La mente brillante del faraón había diseñado la capital que había intentado en un principio esbozar en el mismo Karnak y, como era de esperar, le fuera imposible. Todo quedaba focalizado desde su propia tumba real, que construiría al este de los grandes farallones. Desde ella proyectaría su luz cada mañana con la salida del sol sobre toda la ciudad, como si de una resurrección se tratara. Representaba la piedra angular desde donde se manifestaría su nueva teología. Desde ella no solo resucitaría cada día, sino que también lo harían los reyes que habían gobernado Egipto, pues todos formaban ya una sola entidad fusionada con el sol. Aquella tumba era la prueba de que el culto al Atón era, en sí mismo, una exaltación del poder de todos los soberanos de Kemet; esa era la esencia de su religión, tal y como muchos habían adivinado desde hacía ya tiempo.

Desde su emplazamiento, minuciosamente elegido, la monarquía enviaría su luz unida al ente solar sobre los doscientos kilómetros cuadrados que ocupaba Akhetatón como una verdadera fuente de vida. Ese era el auténtico interés de Akhenatón, más allá de la condición o destino del hombre.

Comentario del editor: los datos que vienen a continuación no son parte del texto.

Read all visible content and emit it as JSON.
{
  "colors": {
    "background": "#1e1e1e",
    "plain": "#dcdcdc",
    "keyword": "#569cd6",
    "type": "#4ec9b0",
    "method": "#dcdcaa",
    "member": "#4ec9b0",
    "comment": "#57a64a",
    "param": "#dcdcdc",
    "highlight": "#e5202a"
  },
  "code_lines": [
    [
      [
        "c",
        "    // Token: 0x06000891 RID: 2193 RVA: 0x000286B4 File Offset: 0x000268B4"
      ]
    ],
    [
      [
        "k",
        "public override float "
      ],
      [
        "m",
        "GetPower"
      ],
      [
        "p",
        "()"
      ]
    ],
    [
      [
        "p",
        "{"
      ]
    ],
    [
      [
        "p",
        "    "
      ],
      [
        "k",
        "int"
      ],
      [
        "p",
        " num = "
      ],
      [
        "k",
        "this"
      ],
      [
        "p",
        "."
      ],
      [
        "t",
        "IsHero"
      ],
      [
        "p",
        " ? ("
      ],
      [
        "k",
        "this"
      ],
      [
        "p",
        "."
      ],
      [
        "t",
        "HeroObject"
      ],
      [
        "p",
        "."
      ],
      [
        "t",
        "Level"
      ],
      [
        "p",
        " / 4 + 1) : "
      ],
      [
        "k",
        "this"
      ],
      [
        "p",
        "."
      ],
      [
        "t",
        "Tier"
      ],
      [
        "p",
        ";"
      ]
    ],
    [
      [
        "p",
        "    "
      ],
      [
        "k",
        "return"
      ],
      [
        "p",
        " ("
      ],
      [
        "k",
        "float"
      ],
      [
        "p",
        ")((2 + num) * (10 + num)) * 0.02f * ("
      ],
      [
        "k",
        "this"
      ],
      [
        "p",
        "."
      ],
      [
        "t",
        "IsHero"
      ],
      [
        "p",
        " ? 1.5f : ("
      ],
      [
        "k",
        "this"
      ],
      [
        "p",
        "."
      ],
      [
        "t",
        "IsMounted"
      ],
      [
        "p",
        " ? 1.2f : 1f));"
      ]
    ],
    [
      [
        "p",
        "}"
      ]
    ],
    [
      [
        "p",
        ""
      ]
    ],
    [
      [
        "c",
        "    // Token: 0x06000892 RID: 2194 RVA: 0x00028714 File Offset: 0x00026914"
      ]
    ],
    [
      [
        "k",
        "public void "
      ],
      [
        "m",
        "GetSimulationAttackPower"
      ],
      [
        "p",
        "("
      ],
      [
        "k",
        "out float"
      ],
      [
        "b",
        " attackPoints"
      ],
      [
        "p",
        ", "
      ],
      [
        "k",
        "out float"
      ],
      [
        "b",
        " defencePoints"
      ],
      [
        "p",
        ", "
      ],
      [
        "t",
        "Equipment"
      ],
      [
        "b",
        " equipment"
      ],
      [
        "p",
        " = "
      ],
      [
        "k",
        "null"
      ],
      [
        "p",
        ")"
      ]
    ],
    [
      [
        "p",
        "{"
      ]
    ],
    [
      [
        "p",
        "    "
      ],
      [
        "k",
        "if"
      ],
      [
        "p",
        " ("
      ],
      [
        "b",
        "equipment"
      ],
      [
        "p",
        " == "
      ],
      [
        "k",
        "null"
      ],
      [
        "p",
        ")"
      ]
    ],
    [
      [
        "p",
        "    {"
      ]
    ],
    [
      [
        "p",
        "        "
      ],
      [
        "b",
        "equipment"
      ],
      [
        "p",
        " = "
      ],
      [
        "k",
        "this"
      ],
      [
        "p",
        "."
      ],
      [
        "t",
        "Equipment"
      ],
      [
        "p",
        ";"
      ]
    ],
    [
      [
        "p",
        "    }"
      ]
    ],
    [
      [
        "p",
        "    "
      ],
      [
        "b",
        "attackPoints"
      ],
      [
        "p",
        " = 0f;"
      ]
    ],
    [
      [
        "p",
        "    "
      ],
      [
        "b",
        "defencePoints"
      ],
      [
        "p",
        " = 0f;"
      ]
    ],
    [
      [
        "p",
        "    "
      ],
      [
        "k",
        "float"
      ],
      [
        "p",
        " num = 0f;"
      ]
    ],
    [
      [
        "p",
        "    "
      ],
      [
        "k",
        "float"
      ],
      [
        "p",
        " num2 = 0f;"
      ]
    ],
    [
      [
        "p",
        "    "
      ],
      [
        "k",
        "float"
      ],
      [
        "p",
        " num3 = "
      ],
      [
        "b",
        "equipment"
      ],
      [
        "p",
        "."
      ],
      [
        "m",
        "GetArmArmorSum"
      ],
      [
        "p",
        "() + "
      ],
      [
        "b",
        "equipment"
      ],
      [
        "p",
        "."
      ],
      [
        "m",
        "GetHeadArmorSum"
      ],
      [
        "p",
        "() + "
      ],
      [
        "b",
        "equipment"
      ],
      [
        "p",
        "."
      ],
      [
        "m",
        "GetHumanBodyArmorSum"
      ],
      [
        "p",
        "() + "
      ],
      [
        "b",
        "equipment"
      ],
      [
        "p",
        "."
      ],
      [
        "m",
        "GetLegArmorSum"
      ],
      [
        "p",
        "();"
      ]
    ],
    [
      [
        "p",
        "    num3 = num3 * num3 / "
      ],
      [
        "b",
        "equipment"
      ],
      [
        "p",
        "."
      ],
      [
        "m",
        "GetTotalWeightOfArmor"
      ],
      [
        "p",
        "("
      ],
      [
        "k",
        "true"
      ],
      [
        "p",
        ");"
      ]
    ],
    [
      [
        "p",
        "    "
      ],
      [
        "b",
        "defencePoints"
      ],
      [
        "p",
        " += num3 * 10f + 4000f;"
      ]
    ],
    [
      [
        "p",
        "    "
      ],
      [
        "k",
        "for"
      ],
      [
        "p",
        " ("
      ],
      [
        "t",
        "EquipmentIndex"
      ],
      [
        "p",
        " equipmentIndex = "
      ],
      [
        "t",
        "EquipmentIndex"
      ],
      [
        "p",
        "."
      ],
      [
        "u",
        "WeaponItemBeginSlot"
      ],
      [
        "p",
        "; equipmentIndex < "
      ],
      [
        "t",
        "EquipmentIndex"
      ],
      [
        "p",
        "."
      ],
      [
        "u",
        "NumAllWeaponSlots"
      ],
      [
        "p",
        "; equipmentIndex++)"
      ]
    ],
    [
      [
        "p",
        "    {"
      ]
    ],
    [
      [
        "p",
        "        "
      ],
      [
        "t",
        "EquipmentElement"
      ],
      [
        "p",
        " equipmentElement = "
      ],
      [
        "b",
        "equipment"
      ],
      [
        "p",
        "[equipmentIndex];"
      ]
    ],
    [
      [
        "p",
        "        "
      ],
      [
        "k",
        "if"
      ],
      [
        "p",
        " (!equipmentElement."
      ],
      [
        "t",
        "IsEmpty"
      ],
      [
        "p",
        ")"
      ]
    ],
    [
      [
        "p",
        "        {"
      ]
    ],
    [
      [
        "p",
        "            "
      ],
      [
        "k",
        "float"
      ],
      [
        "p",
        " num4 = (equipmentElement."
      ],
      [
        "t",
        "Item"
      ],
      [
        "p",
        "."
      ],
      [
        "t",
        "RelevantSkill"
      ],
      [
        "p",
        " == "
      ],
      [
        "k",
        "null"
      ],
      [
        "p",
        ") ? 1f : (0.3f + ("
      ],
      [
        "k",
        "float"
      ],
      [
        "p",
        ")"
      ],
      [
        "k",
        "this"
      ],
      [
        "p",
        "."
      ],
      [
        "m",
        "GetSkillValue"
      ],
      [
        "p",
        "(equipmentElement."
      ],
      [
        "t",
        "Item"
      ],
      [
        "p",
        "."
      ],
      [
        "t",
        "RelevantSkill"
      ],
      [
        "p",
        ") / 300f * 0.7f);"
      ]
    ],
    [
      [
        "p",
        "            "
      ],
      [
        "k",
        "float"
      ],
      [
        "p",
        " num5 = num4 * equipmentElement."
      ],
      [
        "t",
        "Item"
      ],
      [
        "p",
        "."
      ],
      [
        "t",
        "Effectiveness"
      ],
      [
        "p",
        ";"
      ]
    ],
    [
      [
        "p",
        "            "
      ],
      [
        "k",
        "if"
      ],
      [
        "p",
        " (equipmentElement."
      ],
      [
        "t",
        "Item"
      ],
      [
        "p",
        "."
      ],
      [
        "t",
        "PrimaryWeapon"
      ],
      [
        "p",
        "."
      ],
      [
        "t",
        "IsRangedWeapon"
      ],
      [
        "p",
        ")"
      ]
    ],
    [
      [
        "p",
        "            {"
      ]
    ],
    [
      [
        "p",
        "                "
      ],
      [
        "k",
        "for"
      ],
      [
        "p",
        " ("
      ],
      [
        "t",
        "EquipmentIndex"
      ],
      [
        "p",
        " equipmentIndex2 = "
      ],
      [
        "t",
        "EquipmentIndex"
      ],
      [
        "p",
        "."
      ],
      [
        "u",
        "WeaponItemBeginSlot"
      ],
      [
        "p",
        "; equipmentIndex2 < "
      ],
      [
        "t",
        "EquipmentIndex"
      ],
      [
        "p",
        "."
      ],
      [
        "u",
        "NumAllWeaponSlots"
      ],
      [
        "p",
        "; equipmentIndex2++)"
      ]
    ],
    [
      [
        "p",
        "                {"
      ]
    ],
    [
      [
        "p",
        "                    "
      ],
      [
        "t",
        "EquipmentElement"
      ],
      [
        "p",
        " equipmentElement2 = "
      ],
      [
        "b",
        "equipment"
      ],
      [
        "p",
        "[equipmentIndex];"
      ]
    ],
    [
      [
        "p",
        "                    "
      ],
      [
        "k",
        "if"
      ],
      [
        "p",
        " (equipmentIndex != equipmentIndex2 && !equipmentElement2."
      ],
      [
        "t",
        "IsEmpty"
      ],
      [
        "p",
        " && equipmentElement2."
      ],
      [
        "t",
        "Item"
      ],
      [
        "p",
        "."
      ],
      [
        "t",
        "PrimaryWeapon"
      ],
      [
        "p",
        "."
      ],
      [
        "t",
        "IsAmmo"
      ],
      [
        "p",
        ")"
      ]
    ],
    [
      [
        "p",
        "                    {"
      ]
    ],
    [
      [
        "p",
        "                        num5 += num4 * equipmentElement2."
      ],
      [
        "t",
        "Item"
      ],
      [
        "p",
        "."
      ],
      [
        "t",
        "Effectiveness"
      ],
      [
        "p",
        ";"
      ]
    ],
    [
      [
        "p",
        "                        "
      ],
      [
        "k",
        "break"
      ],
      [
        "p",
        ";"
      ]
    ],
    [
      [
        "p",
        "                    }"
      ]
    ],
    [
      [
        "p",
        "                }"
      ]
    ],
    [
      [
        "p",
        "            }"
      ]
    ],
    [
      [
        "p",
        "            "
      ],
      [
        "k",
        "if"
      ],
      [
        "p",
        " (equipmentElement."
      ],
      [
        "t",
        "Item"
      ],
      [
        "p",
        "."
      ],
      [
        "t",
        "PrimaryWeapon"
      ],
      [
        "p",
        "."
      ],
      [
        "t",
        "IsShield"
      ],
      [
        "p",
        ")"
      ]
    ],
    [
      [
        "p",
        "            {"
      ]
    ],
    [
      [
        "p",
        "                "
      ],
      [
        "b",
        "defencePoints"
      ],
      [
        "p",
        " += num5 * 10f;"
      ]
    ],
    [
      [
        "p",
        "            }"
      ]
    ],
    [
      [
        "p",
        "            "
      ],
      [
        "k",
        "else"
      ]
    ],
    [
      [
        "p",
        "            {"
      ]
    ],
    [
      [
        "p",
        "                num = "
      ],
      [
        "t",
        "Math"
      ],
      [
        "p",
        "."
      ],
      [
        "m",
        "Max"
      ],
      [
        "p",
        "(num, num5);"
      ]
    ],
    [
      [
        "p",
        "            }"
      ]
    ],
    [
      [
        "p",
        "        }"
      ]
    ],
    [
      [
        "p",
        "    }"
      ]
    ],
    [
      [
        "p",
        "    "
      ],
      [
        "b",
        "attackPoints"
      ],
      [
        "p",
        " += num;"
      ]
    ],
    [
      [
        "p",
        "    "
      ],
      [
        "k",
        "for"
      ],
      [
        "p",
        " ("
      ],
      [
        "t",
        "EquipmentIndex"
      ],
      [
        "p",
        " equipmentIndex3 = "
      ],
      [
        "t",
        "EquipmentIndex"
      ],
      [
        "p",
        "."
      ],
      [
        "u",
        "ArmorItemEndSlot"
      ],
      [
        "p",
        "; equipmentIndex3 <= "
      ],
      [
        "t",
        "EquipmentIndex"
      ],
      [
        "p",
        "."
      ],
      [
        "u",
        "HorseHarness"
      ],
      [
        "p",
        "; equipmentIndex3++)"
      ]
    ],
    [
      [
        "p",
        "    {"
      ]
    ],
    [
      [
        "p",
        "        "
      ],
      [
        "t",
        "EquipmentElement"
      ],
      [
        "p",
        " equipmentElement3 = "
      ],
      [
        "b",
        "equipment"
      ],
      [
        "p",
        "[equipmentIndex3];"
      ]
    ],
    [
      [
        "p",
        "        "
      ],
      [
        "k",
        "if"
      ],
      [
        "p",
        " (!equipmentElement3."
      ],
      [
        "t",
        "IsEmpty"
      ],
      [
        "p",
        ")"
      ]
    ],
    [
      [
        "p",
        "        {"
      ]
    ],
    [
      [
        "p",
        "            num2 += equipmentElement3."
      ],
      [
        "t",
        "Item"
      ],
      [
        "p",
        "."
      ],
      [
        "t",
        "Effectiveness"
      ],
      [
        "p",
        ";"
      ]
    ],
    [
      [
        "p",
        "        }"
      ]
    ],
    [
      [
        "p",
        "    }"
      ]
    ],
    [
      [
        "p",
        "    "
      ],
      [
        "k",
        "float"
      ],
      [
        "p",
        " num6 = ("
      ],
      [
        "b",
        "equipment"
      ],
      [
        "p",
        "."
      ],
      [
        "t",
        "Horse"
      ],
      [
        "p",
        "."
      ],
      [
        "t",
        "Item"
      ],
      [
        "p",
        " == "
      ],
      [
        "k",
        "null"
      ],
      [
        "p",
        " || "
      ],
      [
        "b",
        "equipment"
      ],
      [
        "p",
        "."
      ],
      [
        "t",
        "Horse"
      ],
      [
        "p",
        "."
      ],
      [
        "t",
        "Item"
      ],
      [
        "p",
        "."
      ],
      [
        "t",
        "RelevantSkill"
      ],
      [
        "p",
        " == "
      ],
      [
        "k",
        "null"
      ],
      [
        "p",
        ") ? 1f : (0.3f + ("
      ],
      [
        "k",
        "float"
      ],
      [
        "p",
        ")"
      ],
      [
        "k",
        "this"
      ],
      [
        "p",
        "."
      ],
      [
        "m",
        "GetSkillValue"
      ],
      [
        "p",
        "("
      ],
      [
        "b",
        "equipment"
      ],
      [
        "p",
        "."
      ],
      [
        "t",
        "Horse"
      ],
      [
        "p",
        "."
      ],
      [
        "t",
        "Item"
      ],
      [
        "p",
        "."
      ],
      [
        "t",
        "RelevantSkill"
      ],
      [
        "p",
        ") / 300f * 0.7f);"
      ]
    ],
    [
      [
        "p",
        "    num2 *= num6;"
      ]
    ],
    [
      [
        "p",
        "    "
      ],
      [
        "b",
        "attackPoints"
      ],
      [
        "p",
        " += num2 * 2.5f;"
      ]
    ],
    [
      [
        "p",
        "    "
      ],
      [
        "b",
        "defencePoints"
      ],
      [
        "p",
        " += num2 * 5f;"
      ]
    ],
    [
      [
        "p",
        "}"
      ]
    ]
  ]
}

El gasto necesario para acometer aquella empresa resultaría enorme, y para ello el faraón no repararía en utilizar su poder con el impulso que le caracterizaba. Todas las obras que se estaban ejecutando en Kemet se pararían para poder utilizar, de este modo, cuantos recursos estuvieran a mano. Se necesitaban albañiles, canteros, escultores, jardineros, campesinos, carpinteros… Egipto entero se disponía a involucrarse en una obra colosal de la que se hablaría durante milenios, y a la que no dudó en unirse el propio ejército, que envió a sus soldados a construir la ciudad del Horizonte de Atón como si de una misión en Retenu se tratara. Como bien había arengado Akhenatón a sus dignatarios, era necesario que se cobrasen todos los impuestos, allí donde se encontraran, pues la capital no debía carecer de nada.